Environmentalists, unions push Atlantic wind

Environmentalists, unions push Atlantic wind

By AARON NATHANS • The News Journal • December 1, 2010

Environmentalists have traditionally been divided on wind power, torn between a desire to combat climate change with clean energy and the need to protect wildlife from spinning blades and ocean-floor disruptions.

But on today, a coalition of environmental groups came down squarely in favor of the wholesale placement of wind turbines along the Atlantic coast, arguing that birds and fish have much more to lose from the status quo.

With a storm-whipped flag visible from the windows at the Port of Wilmington’s offices, a representative of Environment America called for swift but orderly federal permitting of turbines farms along the coast.

The group jointly authored a report released today with the National Wildlife Federation and Audubon Society, in addition to the Utility Workers Union of America, supporting wind power and spotlighting its potential.

There currently are no offshore wind farms off the coast of the United States, although there are 948 turbines spinning off of European coastlines, producing 2.3 gigawatts of power. China has begun putting turbines in the water, the groups noted.

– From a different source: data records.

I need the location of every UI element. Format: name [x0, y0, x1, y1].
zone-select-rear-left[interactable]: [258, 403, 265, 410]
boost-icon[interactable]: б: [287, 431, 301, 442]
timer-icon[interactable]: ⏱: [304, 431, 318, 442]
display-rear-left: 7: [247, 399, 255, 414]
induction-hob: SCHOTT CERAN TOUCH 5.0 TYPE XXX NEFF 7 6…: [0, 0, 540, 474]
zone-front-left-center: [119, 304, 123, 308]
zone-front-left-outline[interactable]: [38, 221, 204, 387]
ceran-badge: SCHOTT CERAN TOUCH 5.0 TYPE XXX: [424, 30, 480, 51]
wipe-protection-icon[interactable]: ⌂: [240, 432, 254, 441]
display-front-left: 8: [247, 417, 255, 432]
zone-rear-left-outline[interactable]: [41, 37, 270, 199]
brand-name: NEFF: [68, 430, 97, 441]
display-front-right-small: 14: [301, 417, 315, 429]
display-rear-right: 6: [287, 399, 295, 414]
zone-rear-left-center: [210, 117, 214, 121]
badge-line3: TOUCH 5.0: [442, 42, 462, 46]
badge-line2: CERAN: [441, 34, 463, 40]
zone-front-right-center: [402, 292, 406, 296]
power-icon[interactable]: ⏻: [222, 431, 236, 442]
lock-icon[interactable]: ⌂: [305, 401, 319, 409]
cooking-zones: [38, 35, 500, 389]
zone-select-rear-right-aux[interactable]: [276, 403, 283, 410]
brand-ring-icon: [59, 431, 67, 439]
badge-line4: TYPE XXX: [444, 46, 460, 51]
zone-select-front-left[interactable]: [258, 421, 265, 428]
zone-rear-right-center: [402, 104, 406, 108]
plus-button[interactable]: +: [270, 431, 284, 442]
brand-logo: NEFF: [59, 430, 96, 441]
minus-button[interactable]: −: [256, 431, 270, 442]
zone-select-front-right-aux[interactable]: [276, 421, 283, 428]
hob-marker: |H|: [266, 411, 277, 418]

Citing that potential, developers are lining up to put turbines off the shores of this country, the groups said, estimating that there are 6 gigawatts worth of Atlantic offshore wind projects in various stages of planning from Maine to North Carolina.

That would produce enough power for 1.5 million homes each year, the group reported.

The study relied on data compiled by University of Delaware researchers to tout the “significant offshore wind potential” of the Atlantic Ocean.

“The environmental community is onboard with this,” said Hamna Mela, federal field associate with Environment America, a group of state environmental organizations that branched off from the U.S. Public Interest Research Group several years ago. “Wildlife’s greatest challenges are from global warming and carbon-intensive fuels.”

Offshore wind has been praised for its potential to bring large amounts of nonpolluting power to population centers along the East Coast, as it has done with coastal communities in Europe.
The technology has also been noted for its economic development potential. The port hopes hulking turbines will be assembled there for wind farms along the East Coast, including NRG Bluewater Wind’s planned project off of Delaware’s southern shore.

In addition to its more expensive price tag, there have been concerns that birds could be killed by the turbines, and sea life could be disrupted as monopiles are pounded into the ocean’s floor.

These concerns, the groups said, pale in comparison to the damage inflicted, and expected to be inflicted, from climate change.

“The continued use of fossil fuels and the acceleration of global warming are particularly catastrophic to animals, marine wildlife, and their natural habitats,” the report stated.

The report noted that air pollution from burning fossil fuels such as coal or oil causes potentially deadly human exposure to ground level ozone and smog. For animals, acid rain and airborne mercury have destroyed lakes and contaminated fish, the authors noted.

The oil spill in the Gulf of Mexico is a good example of how animals can be hurt by continued heavy reliance on fossil fuels, said Tony Iallonardo, spokesman for the National Wildlife Federation in Washington.

The report came, coincidentally, on the same day Interior Secretary Ken Salazar announced that the waters off the Mid- and South Atlantic, and portions of the Gulf of Mexico, would remain under an oil and gas drilling and exploration moratorium for seven years.

Mela praised Salazar’s announcement last week that his department would work with states and developers to speed up the permitting process of offshore wind farms. Developers were worried that the seven-to nine-year permitting timeline for offshore wind farms was too long to attract investors.

Salazar announced that environmental reviews could be consolidated, cutting six months to a year from the permitting process.

Mela said more work remains, including funding research and development for offshore wind, and identifying “high-priority sites with limited resource conflicts off the Atlantic for quick and thorough permitting.”

“Offshore wind is ready to take off in Delaware, but we need the Obama administration to clear the runway,” she said.

It’s too early to tell how many wind projects are likely to be constructed, said Matt DaPrato, an analyst with the Massachusetts-based IHS Emerging Energy Research.

The projects with the best chance of being built, he said, are Cape Wind in Nantucket Sound; small test projects in state waters off of Atlantic City and Rhode Island; and the Bluewater Wind project off of Delaware.

Delaware’s natural resources secretary, Collin O’Mara, said the report shows the “incredible interest” in offshore wind, but on the government side, “we have to put the pieces together.”

Those pieces, he said, include the renewal of federal tax credits that wind developers rely upon to make their projects cost-effective.